Bacteria brews biofuel with potential to replace high-energy rocket fuel
Researchers at the Georgia Institute of Technology and the US Department of Energy’s Joint BioEnergy Institute have engineered a bacterium that could yield a new source of high-energy hydrocarbon fuel for rocketry and other aerospace uses.
High-energy, specific-use hydrocarbon fuels such as JP-10 can be extracted from oil, along with more commonly used petroleum fuels, but supplies are limited and prices are high – approaching US$7 per liter. That’s where the new bacterium, engineered by Georgia Tech scientists Stephen Sarria and Pamela Peralta-Yahya, could come in.
By introducing enzymes into the strain of E. coli bacterium a reaction is developed that yields pinene, a cyclic hydrocarbon related to isoprene – a major ingredient of pine resin and a vital precursor to a biofuel that offers an energy density comparable to JP-10.
The biofuel is then produced by "dimerising," or linking together, two molecules of pinene via chemical catalysis.

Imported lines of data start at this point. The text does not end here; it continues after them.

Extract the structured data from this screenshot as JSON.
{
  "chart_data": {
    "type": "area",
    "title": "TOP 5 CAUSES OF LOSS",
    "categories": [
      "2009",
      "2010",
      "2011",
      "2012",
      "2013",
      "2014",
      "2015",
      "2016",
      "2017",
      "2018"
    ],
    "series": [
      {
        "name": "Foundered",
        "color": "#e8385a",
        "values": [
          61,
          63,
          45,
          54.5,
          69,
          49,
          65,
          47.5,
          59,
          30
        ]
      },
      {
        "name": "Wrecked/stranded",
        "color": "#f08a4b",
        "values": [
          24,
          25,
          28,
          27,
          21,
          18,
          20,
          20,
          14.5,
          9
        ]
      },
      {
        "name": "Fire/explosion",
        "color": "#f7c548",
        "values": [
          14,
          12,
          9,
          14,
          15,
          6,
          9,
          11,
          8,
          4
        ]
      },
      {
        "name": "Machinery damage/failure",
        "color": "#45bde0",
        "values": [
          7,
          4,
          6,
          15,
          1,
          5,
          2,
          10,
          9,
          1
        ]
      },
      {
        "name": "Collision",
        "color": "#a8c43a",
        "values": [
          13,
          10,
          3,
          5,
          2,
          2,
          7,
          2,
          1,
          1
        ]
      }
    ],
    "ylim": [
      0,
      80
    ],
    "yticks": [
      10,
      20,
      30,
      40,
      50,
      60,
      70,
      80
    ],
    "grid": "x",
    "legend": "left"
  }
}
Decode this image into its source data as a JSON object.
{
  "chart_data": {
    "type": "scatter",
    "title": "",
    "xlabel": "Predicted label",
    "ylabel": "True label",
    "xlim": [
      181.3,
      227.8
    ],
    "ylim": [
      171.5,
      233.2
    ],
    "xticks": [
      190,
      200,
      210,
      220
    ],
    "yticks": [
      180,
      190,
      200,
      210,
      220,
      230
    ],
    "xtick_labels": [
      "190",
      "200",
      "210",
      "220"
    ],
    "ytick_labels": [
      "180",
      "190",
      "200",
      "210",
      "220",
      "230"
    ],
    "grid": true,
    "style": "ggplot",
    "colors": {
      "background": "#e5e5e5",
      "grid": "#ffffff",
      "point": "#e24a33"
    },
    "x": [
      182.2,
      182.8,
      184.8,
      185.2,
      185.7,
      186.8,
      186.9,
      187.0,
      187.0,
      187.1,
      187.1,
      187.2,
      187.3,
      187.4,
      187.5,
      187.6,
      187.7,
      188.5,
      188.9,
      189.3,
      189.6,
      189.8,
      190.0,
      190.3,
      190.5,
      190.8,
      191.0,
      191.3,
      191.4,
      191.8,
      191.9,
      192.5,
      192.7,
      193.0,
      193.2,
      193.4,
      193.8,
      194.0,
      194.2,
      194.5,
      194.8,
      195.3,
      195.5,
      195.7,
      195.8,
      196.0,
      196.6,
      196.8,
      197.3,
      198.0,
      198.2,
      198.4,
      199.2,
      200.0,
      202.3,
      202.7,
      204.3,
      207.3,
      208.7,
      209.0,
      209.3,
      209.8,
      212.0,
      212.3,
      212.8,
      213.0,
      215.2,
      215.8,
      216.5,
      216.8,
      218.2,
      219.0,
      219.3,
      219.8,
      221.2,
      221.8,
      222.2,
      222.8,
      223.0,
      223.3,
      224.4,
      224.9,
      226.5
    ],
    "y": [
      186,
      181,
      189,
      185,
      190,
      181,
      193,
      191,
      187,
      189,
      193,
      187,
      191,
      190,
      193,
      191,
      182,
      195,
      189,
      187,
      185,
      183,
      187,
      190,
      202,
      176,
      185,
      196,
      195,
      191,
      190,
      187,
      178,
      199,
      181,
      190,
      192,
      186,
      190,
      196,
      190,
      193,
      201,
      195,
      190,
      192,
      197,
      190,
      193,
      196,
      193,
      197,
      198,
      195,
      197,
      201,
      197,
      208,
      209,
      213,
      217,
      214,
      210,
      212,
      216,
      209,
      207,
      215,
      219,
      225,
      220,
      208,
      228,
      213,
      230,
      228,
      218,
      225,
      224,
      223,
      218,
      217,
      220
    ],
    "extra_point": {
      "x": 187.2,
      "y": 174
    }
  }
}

"We have made a sustainable precursor to a tactical fuel with a high energy density,” says Peralta-Yahya, an assistant professor in the School of Chemistry and Biochemistry and the School of Chemical and Biomolecular Engineering at Georgia Tech. “We are concentrating on making a ‘drop-in’ fuel that looks just like what is being produced from petroleum and can fit into existing distribution systems."
Much research has gone into more efficient ways of producing ethanol and biodiesel fuels, yet comparatively little work has been done on replacements for high-energy fuels. And while the Georgia Tech research has yielded impressive results, there are obstacles to be overcome before its process can be made competitive with the manufacture of petroleum-based JP-10.
One problem is that the action of the enzymes on the bacterium becomes inhibited once the yield of pinene solution reaches a particular concentration in its glucose growth medium.
"Now we need either an enzyme that is not inhibited at high substrate concentrations, or a pathway that can maintain low substrate concentrations throughout the run," says Peralta-Yahya. "Both of these are difficult, but not insurmountable, problems. If you are trying to make an alternative to gasoline, you are competing against less than $1 per liter. That requires a long optimization process. Our process will be competitive with $7 per liter in a much shorter time.”
The team's research appears in the journal ACS Synthetic Biology.